Jane Eyre - Page 97/412

The promise of a smooth career, which my first calm introduction to

Thornfield Hall seemed to pledge, was not belied on a longer

acquaintance with the place and its inmates. Mrs. Fairfax turned

out to be what she appeared, a placid-tempered, kind-natured woman,

of competent education and average intelligence. My pupil was a

lively child, who had been spoilt and indulged, and therefore was

sometimes wayward; but as she was committed entirely to my care, and

no injudicious interference from any quarter ever thwarted my plans

for her improvement, she soon forgot her little freaks, and became

obedient and teachable. She had no great talents, no marked traits

of character, no peculiar development of feeling or taste which

raised her one inch above the ordinary level of childhood; but

neither had she any deficiency or vice which sunk her below it. She

made reasonable progress, entertained for me a vivacious, though

perhaps not very profound, affection; and by her simplicity, gay

prattle, and efforts to please, inspired me, in return, with a

degree of attachment sufficient to make us both content in each

other's society.

This, par parenthese, will be thought cool language by persons who

entertain solemn doctrines about the angelic nature of children, and

the duty of those charged with their education to conceive for them

an idolatrous devotion: but I am not writing to flatter parental

egotism, to echo cant, or prop up humbug; I am merely telling the

truth. I felt a conscientious solicitude for Adele's welfare and

progress, and a quiet liking for her little self: just as I

cherished towards Mrs. Fairfax a thankfulness for her kindness, and

a pleasure in her society proportionate to the tranquil regard she

had for me, and the moderation of her mind and character.

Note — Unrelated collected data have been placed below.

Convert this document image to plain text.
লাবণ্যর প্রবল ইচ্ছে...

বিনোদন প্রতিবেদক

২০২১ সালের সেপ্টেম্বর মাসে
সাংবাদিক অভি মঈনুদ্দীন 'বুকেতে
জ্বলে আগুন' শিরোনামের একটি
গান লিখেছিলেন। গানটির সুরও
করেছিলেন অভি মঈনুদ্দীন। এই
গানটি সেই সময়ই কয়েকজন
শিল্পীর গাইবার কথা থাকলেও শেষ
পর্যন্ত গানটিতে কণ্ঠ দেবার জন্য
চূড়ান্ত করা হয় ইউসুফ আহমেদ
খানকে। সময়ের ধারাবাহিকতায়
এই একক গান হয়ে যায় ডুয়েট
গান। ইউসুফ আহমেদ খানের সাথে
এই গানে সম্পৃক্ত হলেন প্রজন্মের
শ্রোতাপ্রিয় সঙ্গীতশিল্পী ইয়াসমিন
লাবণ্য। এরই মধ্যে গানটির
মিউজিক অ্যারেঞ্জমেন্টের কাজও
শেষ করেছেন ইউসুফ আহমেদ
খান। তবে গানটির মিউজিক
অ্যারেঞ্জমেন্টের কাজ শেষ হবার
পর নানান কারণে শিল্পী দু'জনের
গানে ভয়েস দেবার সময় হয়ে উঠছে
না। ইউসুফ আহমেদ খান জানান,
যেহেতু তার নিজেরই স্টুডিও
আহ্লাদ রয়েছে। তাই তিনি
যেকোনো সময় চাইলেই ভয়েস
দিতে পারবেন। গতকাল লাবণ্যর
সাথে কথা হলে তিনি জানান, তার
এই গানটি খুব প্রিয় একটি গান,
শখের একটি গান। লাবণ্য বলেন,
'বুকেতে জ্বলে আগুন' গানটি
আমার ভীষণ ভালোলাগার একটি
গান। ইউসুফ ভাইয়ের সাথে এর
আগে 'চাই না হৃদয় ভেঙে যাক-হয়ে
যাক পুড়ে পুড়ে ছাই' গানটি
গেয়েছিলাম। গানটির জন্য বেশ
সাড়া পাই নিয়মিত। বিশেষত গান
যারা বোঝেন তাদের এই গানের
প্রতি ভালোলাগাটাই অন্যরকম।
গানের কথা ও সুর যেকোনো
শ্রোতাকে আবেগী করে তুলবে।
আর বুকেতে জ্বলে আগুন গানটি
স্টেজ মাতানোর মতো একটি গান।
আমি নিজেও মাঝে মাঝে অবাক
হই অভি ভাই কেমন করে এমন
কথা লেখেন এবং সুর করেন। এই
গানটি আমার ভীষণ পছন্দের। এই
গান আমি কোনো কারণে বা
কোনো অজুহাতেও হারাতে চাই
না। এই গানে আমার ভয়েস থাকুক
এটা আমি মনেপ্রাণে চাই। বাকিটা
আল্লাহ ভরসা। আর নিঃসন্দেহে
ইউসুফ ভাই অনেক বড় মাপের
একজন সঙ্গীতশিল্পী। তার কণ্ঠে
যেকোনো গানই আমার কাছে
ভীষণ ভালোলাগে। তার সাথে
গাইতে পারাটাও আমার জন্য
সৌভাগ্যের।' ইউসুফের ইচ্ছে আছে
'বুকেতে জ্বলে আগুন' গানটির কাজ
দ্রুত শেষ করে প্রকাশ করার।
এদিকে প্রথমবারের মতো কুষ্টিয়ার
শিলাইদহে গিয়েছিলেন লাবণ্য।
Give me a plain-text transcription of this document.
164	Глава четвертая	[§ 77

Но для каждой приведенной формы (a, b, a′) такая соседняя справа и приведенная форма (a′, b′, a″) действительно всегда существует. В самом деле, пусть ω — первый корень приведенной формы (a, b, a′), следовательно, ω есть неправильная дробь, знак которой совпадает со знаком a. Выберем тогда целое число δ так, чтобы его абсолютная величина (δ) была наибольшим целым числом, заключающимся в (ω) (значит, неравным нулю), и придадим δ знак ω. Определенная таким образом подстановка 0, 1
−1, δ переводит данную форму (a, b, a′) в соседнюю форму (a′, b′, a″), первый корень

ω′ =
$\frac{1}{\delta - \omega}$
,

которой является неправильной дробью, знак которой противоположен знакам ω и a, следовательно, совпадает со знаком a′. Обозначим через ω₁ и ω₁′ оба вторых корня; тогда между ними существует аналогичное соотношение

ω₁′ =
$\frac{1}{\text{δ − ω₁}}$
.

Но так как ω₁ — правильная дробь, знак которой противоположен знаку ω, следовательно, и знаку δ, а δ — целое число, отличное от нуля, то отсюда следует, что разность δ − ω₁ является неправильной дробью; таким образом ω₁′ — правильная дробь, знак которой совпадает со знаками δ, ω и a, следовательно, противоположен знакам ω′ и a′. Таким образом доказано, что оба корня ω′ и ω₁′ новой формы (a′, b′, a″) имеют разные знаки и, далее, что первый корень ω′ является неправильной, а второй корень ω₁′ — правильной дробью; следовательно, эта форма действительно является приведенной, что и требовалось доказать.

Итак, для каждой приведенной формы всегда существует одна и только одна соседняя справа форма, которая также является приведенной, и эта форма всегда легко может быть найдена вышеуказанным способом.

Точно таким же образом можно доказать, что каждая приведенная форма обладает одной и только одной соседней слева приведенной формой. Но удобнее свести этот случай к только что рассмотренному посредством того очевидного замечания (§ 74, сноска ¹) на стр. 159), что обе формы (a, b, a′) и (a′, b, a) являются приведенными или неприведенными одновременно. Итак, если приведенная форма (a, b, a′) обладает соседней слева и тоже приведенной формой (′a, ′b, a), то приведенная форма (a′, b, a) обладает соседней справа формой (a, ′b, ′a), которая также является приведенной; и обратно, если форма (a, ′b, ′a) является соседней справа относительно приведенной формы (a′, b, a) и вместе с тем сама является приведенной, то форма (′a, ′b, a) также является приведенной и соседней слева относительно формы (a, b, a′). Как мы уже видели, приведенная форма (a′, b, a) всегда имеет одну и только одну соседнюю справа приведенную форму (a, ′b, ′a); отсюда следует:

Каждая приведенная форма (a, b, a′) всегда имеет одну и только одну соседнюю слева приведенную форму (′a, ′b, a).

Anybody may blame me who likes, when I add further, that, now and

then, when I took a walk by myself in the grounds; when I went down

to the gates and looked through them along the road; or when, while

Adele played with her nurse, and Mrs. Fairfax made jellies in the

storeroom, I climbed the three staircases, raised the trap-door of

the attic, and having reached the leads, looked out afar over

sequestered field and hill, and along dim sky-line--that then I

longed for a power of vision which might overpass that limit; which

might reach the busy world, towns, regions full of life I had heard

of but never seen--that then I desired more of practical experience

than I possessed; more of intercourse with my kind, of acquaintance

with variety of character, than was here within my reach. I valued

what was good in Mrs. Fairfax, and what was good in Adele; but I

believed in the existence of other and more vivid kinds of goodness,

and what I believed in I wished to behold.